In particular, in Schindler Elevator Corporation v. Walsh Construction Company of Canada, 2020 ONSC 433, the court stated:

  • The truth-seeking function of the trial creates a starting premise that all relevant evidence is admissible.
  • To satisfy the standard of relevance, evidence must have “some tendency as a matter of logic and human experience to make the proposition for which it is advanced more likely than the proposition would be in the absence of that evidence”.
  • Admissibility is a legal concept standing between relevance and materiality on the one hand and receivability, as well as weight or proof, on the other.
  • Weight of evidence is assessed after admissibility. It deals with the sufficiency of admitted evidence to prove a proposition in support of which that evidence is offered. Assessment of weight depends mainly on common sense, logic and experience.
  • Opinion evidence may only be tendered through the evidence of a properly qualified expert. Unqualified expert opinion is impermissible and should be struck.
  • However, not all expressions of opinion are inadmissible on the part of lay witnesses, notably where they represent a conclusion that people with ordinary experience are able to make. Non-expert opinion on matters requiring no special knowledge, where it is virtually impossible to separate the witness’ inference from the facts on which the inference is based, may be admissible as a compendious way of ascertaining the result of the witness’ observations.
  • An out‑of‑court statement is hearsay when (i) it is adduced to prove the truth of its contents, and (ii) there is no opportunity for a contemporaneous cross‑examination of the declarant.

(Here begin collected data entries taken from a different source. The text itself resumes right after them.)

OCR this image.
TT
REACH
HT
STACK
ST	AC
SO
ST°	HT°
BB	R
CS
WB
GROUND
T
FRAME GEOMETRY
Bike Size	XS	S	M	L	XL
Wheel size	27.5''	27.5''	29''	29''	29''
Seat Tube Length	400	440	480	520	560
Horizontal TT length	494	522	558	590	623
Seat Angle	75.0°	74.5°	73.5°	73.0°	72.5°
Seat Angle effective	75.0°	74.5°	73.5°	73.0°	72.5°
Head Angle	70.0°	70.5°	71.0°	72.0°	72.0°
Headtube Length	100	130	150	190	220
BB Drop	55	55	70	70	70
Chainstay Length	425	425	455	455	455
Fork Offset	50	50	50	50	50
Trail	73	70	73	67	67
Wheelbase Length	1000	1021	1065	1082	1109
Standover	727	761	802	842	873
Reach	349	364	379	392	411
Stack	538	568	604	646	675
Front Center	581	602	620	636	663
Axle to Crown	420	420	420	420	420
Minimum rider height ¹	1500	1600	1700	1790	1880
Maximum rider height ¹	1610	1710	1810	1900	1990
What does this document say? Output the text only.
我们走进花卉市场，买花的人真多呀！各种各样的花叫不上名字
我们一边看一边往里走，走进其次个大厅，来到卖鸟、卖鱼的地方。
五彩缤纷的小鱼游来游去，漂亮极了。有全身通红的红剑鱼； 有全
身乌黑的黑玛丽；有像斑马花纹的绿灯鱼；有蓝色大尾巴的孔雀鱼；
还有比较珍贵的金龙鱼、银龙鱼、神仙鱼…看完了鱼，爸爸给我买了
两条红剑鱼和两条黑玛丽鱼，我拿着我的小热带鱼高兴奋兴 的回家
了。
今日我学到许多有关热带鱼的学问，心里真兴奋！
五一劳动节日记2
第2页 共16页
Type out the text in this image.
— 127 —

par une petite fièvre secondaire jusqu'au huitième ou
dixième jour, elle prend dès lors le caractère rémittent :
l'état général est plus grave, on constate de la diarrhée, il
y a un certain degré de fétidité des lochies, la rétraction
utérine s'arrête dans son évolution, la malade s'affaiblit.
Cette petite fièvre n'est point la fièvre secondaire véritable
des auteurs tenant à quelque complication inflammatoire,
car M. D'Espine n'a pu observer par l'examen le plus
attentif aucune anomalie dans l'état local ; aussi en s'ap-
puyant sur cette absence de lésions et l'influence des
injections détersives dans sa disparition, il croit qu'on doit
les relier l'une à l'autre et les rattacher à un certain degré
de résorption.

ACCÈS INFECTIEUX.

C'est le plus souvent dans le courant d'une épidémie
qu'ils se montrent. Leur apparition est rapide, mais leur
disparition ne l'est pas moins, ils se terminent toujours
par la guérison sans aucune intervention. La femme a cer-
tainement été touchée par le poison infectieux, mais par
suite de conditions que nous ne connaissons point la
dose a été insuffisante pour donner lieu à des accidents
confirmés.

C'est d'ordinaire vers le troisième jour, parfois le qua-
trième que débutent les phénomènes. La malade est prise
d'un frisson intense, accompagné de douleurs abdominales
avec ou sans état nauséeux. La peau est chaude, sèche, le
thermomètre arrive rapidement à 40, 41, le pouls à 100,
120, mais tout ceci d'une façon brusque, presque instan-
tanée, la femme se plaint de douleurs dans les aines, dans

  • Only when the out‑of-court statement is being tendered for its truth will it constitute hearsay. Consideration of whether the statement is tendered for its truth must be made in the context of the issues in the case, so that the court may better assess the potential impact of introducing the evidence in its hearsay form.
  • Hearsay evidence is presumptively inadmissible unless it falls under an exception to the hearsay rule. The traditional exceptions to the hearsay rule remain presumptively in place, but may be challenged to determine whether the evidence is supported by indicia of necessity and reliability. If not, then in “rare cases” such hearsay evidence may still be excluded.
  • If hearsay evidence does not fall under an existing common law hearsay exception, it may still be admitted under the principled approach to hearsay, which requires that indicia of both reliability and necessity be established.
  • Reasonably contemporaneous records made in the usual and ordinary course of business are generally admissible as evidence of the act, transaction, occurrence or event that is recorded. However, this exemption only applies where the party tendering the writing or record has given at least seven days’ notice of the party’s intention to rely on the exemption.
  • Speculative interpretation by a lay witness that is likely to be harmless and, properly considered, may be relevant to arguments advanced is best assessed by a trier of fact in light of the determinations made on relevance to particular issues. Likely harmless speculation by a lay witness on a relevant matter that does not evidently constitute improper argument need not be formalistically struck. The weight to be given to such evidence will turn on the facts of each case.
  • It is inappropriate for a witness to provide evidence, whether opinion or otherwise, that constitutes argument in support of that party’s position on the issues that are to be decided by the court.